All this has rubbed off onto me-may-be even a little of Grandpa's memories, too-but I can't look at a sick or miserable person, without offering them some kind of suggestion or old remedy which I've heard has worked with others. Oftentimes, as vice president of our Darke County Natural Food Associates, I am called on to load up my back machine, my eye-exercising machines and other 'gearing' and shove off for some neighboring town or city, to explain to others what a person can do for himself, when the doctor's give up and tell you, 'I guess you'll just have to learn to live with it.'

If you have the determination for bettering yourself, you can do many things to improve your health. With all due credit to our healing arts and professions, I still say a person has to live with himself and knows his own pains better than any physician.

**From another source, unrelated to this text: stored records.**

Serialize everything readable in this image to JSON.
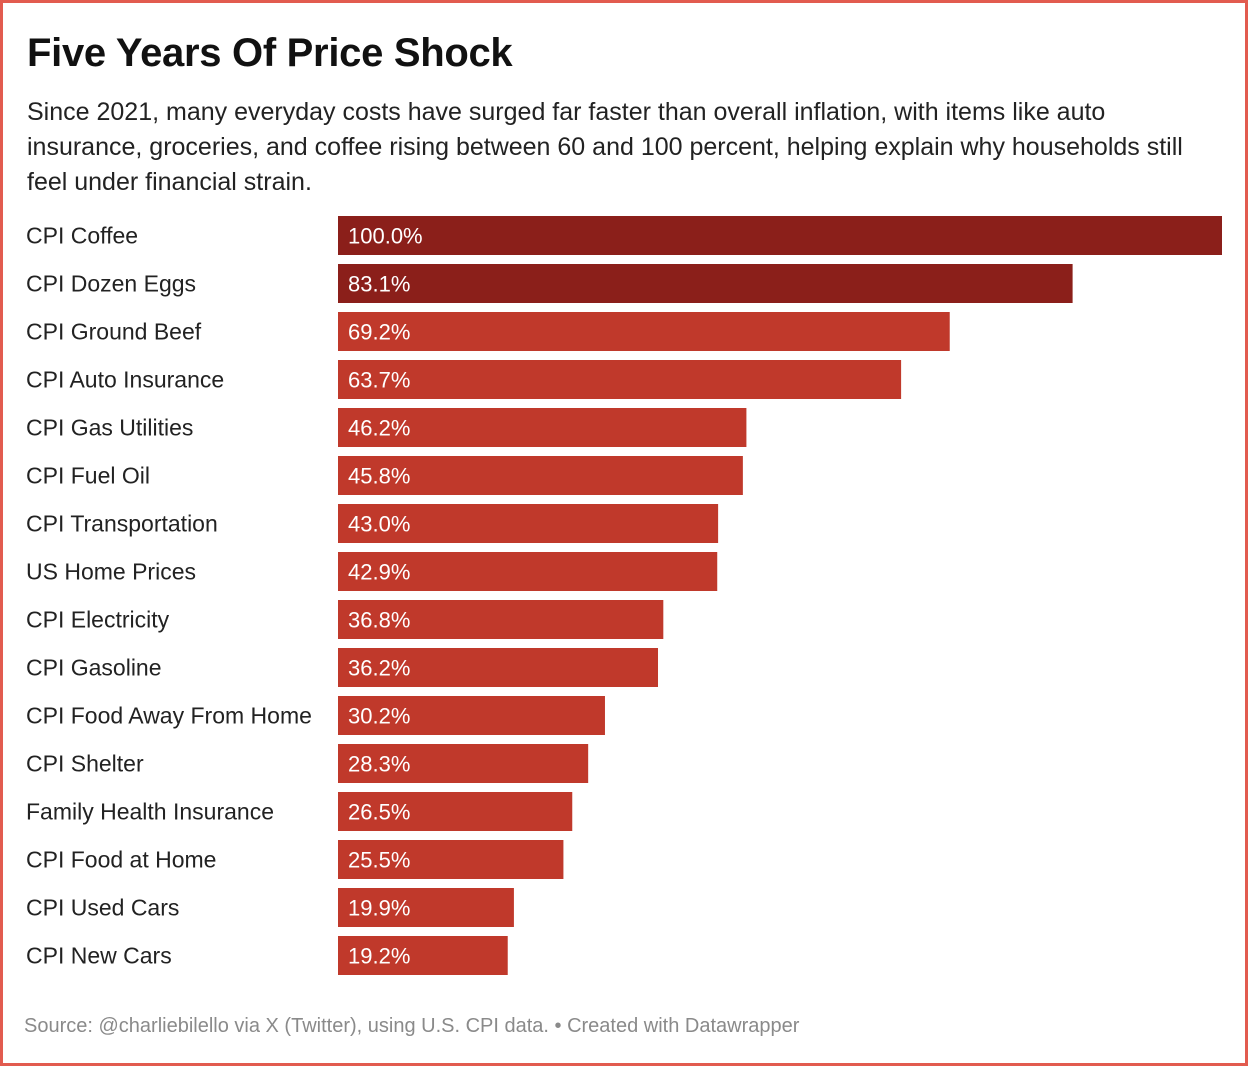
{
  "title": "Five Years Of Price Shock",
  "subtitle": "Since 2021, many everyday costs have surged far faster than overall inflation, with items like auto insurance, groceries, and coffee rising between 60 and 100 percent, helping explain why households still feel under financial strain.",
  "footer": {
    "source": "Source: @charliebilello via X (Twitter), using U.S. CPI data.",
    "separator": " • ",
    "credit": "Created with Datawrapper"
  },
  "colors": {
    "frame": "#e25b4f",
    "highlight_bar": "#8b1f1a",
    "bar": "#c0392b"
  },
  "chart_data": {
    "type": "bar",
    "orientation": "horizontal",
    "value_suffix": "%",
    "xlim": [
      0,
      100
    ],
    "highlight_count": 2,
    "categories": [
      "CPI Coffee",
      "CPI Dozen Eggs",
      "CPI Ground Beef",
      "CPI Auto Insurance",
      "CPI Gas Utilities",
      "CPI Fuel Oil",
      "CPI Transportation",
      "US Home Prices",
      "CPI Electricity",
      "CPI Gasoline",
      "CPI Food Away From Home",
      "CPI Shelter",
      "Family Health Insurance",
      "CPI Food at Home",
      "CPI Used Cars",
      "CPI New Cars"
    ],
    "values": [
      100.0,
      83.1,
      69.2,
      63.7,
      46.2,
      45.8,
      43.0,
      42.9,
      36.8,
      36.2,
      30.2,
      28.3,
      26.5,
      25.5,
      19.9,
      19.2
    ]
  }
}
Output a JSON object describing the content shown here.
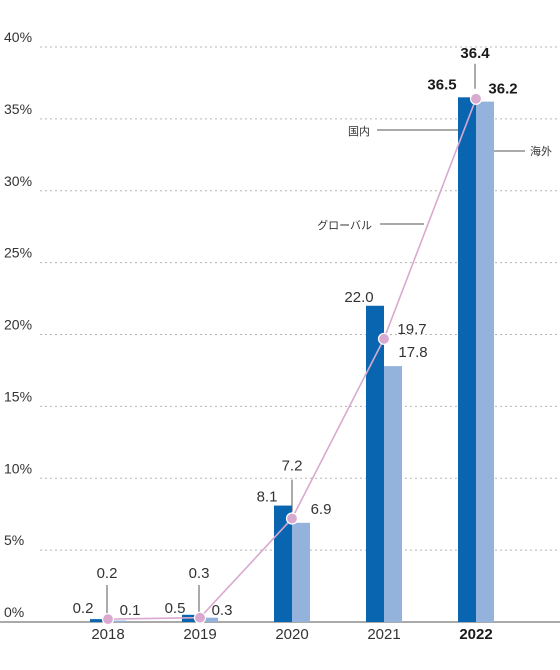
{
  "chart_data": {
    "type": "bar",
    "categories": [
      "2018",
      "2019",
      "2020",
      "2021",
      "2022"
    ],
    "y_ticks": [
      "0%",
      "5%",
      "10%",
      "15%",
      "20%",
      "25%",
      "30%",
      "35%",
      "40%"
    ],
    "ylim": [
      0,
      40
    ],
    "grid": true,
    "series": [
      {
        "name": "国内",
        "type": "bar",
        "color": "#0a65b0",
        "values": [
          0.2,
          0.5,
          8.1,
          22.0,
          36.5
        ],
        "labels": [
          "0.2",
          "0.5",
          "8.1",
          "22.0",
          "36.5"
        ]
      },
      {
        "name": "海外",
        "type": "bar",
        "color": "#94b3dc",
        "values": [
          0.1,
          0.3,
          6.9,
          17.8,
          36.2
        ],
        "labels": [
          "0.1",
          "0.3",
          "6.9",
          "17.8",
          "36.2"
        ]
      },
      {
        "name": "グローバル",
        "type": "line",
        "color": "#d9a9d0",
        "values": [
          0.2,
          0.3,
          7.2,
          19.7,
          36.4
        ],
        "labels": [
          "0.2",
          "0.3",
          "7.2",
          "19.7",
          "36.4"
        ]
      }
    ],
    "highlight_category": "2022"
  }
}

Every evening my wife comes home from teaching school, and complains of vertebraes being out of place in her neck and spine. She says my back machine is too hard to lie down on, so I have her lie across the bed and relax. Sometimes I massage the muscles of her neck and back. Then I gently cup one hand under the chin, and the other hand around the skull, and pull firmly. By pulling, then releasing, then pulling again, the muscles will gradually relax and the vertebraes will come in place. Sometimes I also rotate the head. This will also help break up adhesions in the back. If I didn't do this, she would be waiting in a doctor's office every day. Misplaced vertebraes in the neck can cause lumps on the neck, poor vision, even hemmhorroids. Keeping them in place, as one can learn to do gently and by the principle of stretching the spine by pulling on the head, will help one in keep much better health. God has placed means in out own hands, and intelligence to help ourselves.

Now Grandpa-quit egging me on and drive your buggy on down the road, so I can end this column! And don't come back till you can tell me how to grow hair where it 'ain't'.